La gente se queja de la educación, pero pocos saben cómo funcionaba el sistema educativos en los años setenta y principios de los ochenta. Desorganización, caos, precariedad, improvisación, voluntarismo... Esas palabras y otras más gruesas definen el funcionamiento de la educación de entonces. Para empezar, el curso arrancaba en octubre, en vez de septiembre. Unos veinte días lectivos menos que ahora. "Y aún así algunos profesores tardaban un mes más en incorporarse, a veces hasta noviembre”, recuerda Carrero Perea, uno de los estudiantes que todavía guarda en la memoria aquel sistema caótico. En 1980, por ejemplo, tras iniciar el curso en octubre, parte del profesorado se declaró en huelga a mediados de noviembre, una protesta que se prolongó hasta febrero. “Luego nos tocó sudar tinta china para aprobar”, recuerda.

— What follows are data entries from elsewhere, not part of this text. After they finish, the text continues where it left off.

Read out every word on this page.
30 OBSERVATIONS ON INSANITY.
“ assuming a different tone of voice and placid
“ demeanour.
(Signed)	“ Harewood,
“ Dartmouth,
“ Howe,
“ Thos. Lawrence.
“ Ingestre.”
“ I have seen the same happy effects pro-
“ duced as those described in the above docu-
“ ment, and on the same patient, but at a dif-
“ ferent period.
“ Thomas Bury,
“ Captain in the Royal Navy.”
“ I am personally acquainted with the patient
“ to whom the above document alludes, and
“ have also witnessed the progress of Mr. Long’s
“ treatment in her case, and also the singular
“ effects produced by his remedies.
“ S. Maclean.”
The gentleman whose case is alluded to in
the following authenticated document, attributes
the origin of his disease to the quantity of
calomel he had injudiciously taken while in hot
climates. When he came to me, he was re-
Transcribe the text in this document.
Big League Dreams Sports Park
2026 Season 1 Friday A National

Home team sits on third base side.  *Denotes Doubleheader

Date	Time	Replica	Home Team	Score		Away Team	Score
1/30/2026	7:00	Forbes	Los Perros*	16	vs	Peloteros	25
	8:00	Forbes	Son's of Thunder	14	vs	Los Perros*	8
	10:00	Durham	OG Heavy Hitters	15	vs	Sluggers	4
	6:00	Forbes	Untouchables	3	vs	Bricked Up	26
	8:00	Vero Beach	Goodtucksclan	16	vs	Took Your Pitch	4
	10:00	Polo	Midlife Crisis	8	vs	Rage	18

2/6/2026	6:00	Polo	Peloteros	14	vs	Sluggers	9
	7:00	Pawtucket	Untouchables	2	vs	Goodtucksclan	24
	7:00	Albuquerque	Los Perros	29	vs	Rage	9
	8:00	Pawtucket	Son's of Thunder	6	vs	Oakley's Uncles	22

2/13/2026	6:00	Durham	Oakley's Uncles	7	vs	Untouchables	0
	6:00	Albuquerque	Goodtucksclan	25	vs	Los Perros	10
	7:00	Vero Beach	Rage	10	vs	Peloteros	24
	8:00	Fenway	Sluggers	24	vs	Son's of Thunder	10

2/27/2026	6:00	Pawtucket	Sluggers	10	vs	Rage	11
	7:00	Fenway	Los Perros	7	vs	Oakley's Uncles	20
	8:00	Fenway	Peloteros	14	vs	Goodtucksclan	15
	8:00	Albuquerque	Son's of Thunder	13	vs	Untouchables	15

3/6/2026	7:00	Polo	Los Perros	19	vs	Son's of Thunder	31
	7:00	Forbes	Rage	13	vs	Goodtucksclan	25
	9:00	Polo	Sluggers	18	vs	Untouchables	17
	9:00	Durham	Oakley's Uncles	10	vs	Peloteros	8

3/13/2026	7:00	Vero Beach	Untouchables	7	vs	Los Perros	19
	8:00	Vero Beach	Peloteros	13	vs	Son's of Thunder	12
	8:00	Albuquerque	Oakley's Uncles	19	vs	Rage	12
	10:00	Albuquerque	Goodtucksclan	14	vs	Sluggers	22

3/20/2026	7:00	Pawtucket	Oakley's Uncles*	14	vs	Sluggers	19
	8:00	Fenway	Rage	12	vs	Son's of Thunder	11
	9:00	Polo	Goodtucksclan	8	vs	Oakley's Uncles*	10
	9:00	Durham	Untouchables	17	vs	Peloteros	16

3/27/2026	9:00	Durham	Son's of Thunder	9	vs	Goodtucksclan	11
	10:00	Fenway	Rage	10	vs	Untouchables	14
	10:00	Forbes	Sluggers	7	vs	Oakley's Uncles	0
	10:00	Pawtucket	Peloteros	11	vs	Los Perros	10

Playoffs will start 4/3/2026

Para los antiguos alumnos de Fuentes, hasta 1996 obligados a estudiar en los institutos de Écija, Marchena y Carmona, aquellos cursos que empezaban en octubre son parte de un relato colectivo que se mueve entre la nostalgia y la crítica, entre las mañanas de frío y las tardes de aburrimiento. Un tiempo en que la educación pública se vivía con altibajos, entre profes absurdamente exigentes que manejaban métodos trasnochados, dados a la improvisación, adictos a los cantos cara al sol, a la gimnasia cuartelera, a la obsesión por el valor del respeto cuyas raíces de hundían en el miedo, a la memorización sin comprensión, a la obediencia sin reflexión, a las labores del hogar porque lo ordenaba la sección femenina de la Falange. En sin, un sistema arbitrario, ineficaz y absurdo.
El Bachillerato Unificado Polivalente (BUP) arrancaba tarde, terminaba a mediados de junio y dejaba los exámenes de recuperación para finales de mes. Las vacaciones eran largas, pero la organización académica generaba quebraderos de cabeza a los padres, que veían con escepticismo cómo se acumulaban los meses sin clases efectivas. La percepción generalizada era que la enseñanza pública funcionaba “a trompicones”. Muchos progenitores se planteaban entonces enviar a sus hijos a la privada, convencidos de que allí —aunque pagando— los estudios tendrían más continuidad. A la pública, sin embargo, se le reconocía un mayor rigor: “Al pan, pan y al vino, vino. Si no aprobabas, no aprobabas”, solían repetir. En las privadas aprobabas muchas veces porque tus padres tenían dinero.

Con todo, los recuerdos de aquellos cursos están marcados por asignaturas y docentes que dejaron huella. En Ciencias Naturales, la constancia era la norma: un día se explicaba y al siguiente se preguntaba. En Historia, se alternaban lecturas, resúmenes y comentarios de texto. Matemáticas y Lengua seguían manuales exigentes, como los de Fernando Lázaro Carreter. En Francés, cada jornada se respondía al “librito” del profesor; en Música, algunos recuerdan con humor cómo se les pedía imitar a Miguel Bosé.
Los alumnos no olvidan tampoco a figuras concretas. En el instituto de Écija, nombres como José María García Bañuls, “el de Triana”, o Alfonso el Boliche se hicieron célebres por su severidad. El mote de “el Chimenea”, profesor de Lengua con gabardina y puro, que forma parte inolvidable de la mitología estudiantil de la época. Mientras tanto, la vida de pensionistas completaba el cuadro: en la pensión de Sara convivían estudiantes fontaniegos como Juan García López, Paco Paniagua o el “Pope”, compartiendo no solo habitación, sino también estrategias para aprobar asignaturas de profesoras tan estrictas como Chari Barcia, en Matemáticas.
El contraste con la actualidad es evidente. “Éramos más dejados, hoy los chavales tienen otra mentalidad”, admiten los protagonistas. Ellos mismos reconocen que las alumnas de entonces mostraban una madurez y seriedad superiores a la de sus compañeros varones: Manoli Barcia, Aurora, Socorro o Mercedes Esther son recordadas como ejemplo de responsabilidad. Cuarenta y cinco años después, la comparación es inevitable: la enseñanza se ha vuelto más estructurada, más exigente y mejor organizada. Los jóvenes actuales estudian más, cumplen con calendarios precisos y apenas conocen huelgas prolongadas. Como resume uno de ellos, con humor y resignación: “Lo de antes era la casa de Tócame Roque. Ahora, por suerte, la enseñanza va por otro camino”.